Toni Nadal, zio e storico allenatore di Rafa, ha concesso un’intervista a Flashscore nel corso della quale ha inevitabilmente parlato degli ultimi giorni della carriera del nipote, che saluterà per sempre il tennis giocato a Malaga, in occasione delle Finali di Coppa Davis (in programma dal 19 al 24 novembre). Toni, che prima di dedicarsi a tempo pieno all’Academy di Maiorca, ha accompagnato Rafa al trionfo nei primi 16 tornei dello slam della vita, non ha vissuto il ritiro del nipote come uno shock, ma ammette che quello di Malaga sarà un momento speciale, da vivere con gli occhi lucidi: “Sarà indubbiamente un momento emozionante. Chiudere una tappa di oltre 20 anni, la tua, nel tennis professionistico, e farlo improvvisamente, è difficile. Ma, d’altra parte, eravamo pronti, sapevamo che questo momento doveva arrivare e che era molto vicino. Quindi, l’abbiamo presa come una cosa normale”.
Rafa ha cercato in tutti i modi di godersi l’ultimo ballo, cercando di tornare competitivo. Gli ultimi mesi della carriera non hanno però reso onore a uno dei più grandi campioni della storia, e qualche tifoso non ha apprezzato un finale un po’ amaro: “Le persone tendono sempre a incolpare gli altri per cose che non fanno loro stessi” ha commentato saggiamente Toni, perchè il ritiro è una cosa personale, e noi non siamo nessuno per giudicare il ritiro degli altri.
“Per Rafael è stato difficile ritirarsi perché, per chiunque, smettere di fare un’attività che ti piace e che hai fatto per molti anni, è complicato. In seguito, mio nipote ha vissuto un’altra realtà: per anni ha vissuto con problemi, con infortuni che è sempre riuscito a superare. Questa volta non è stato così, sebbene lui ci sperasse. Non è successo e quando ha capito che era impossibile, si è ritirato. Ma avrebbe voluto continuare, ovviamente”.
Zio Toni – che continua a chiamare il nipote Rafael, senza il vizio del soprannome – ha analizzato, in generale, il ruolo dell’allenatore, che deve diventare una guida, e il rapporto tra l’allenatore e il giovane talento: “Chiaramente quando sei giovane attraversi un processo di formazione e poi quando raggiungi l’élite le cose cambiano. Sono stato un allenatore molto esigente, ma ho sempre cercato di trasformare questa richiesta in autoesigenza. Alla fine è il giocatore che dice dove vuole andare. L’allenatore accompagna, cerca di motivare quando è necessario, ma è una questione personale per ogni individuo.
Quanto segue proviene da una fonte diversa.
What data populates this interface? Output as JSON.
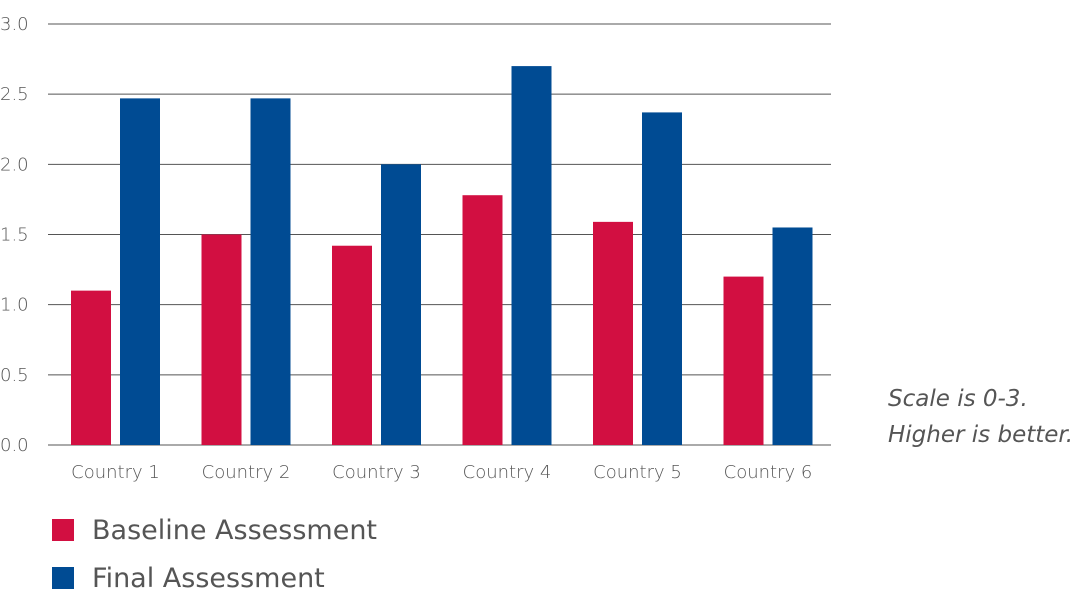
{
  "chart_data": {
    "type": "bar",
    "categories": [
      "Country 1",
      "Country 2",
      "Country 3",
      "Country 4",
      "Country 5",
      "Country 6"
    ],
    "series": [
      {
        "name": "Baseline Assessment",
        "color": "#d20f41",
        "values": [
          1.1,
          1.5,
          1.42,
          1.78,
          1.59,
          1.2
        ]
      },
      {
        "name": "Final Assessment",
        "color": "#004b93",
        "values": [
          2.47,
          2.47,
          2.0,
          2.7,
          2.37,
          1.55
        ]
      }
    ],
    "yticks": [
      "0.0",
      "0.5",
      "1.0",
      "1.5",
      "2.0",
      "2.5",
      "3.0"
    ],
    "ylim": [
      0,
      3
    ],
    "grid": true,
    "legend_position": "bottom-left",
    "note_lines": [
      "Scale is 0-3.",
      "Higher is better."
    ]
  }
}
Lo sport agonistico è impegnativo e bisogna esserne consapevoli”.
E – a proposito di giovani talenti- possiamo dire che quella di Malaga sarà la fotografia del passaggio di consegne tra due compagni di squadra: il grande campione Rafa e il giovane erede Alcaraz. Toni non ha dubbi: “Alcaraz è già da qualche anno tra i migliori al mondo. È un grande giocatore e credo che, fortunatamente per gli spagnoli, abbiamo un giovane che ci darà grandi soddisfazioni e che ci farà divertire in molte domeniche di finali importanti”.
In chiusura un pensiero sul rapporto di odio, invidia e amore tra la città di Parigi – certamente la copertina della storia di Rafa – e il campione di Manacor, dalla noia del dominio al grande omaggio delle Olimpiadi: “Il primo anno, nel 2005, non ha avuto alcuna ostilità. Penso che dopo, quando ha iniziato a vincere così tanto, la gente non voleva vedere vincere sempre lui. Ma credo che alla fine il pubblico francese si sia arreso al comportamento di Rafael, perché nella vita non conta solo vincere, ma anche come si vince. Credo che Rafael lo abbia fatto molto bene ed è per questo che la Francia è cambiata, a tal punto da concedergli l’omaggio che gli hanno tributato alle Olimpiadi”.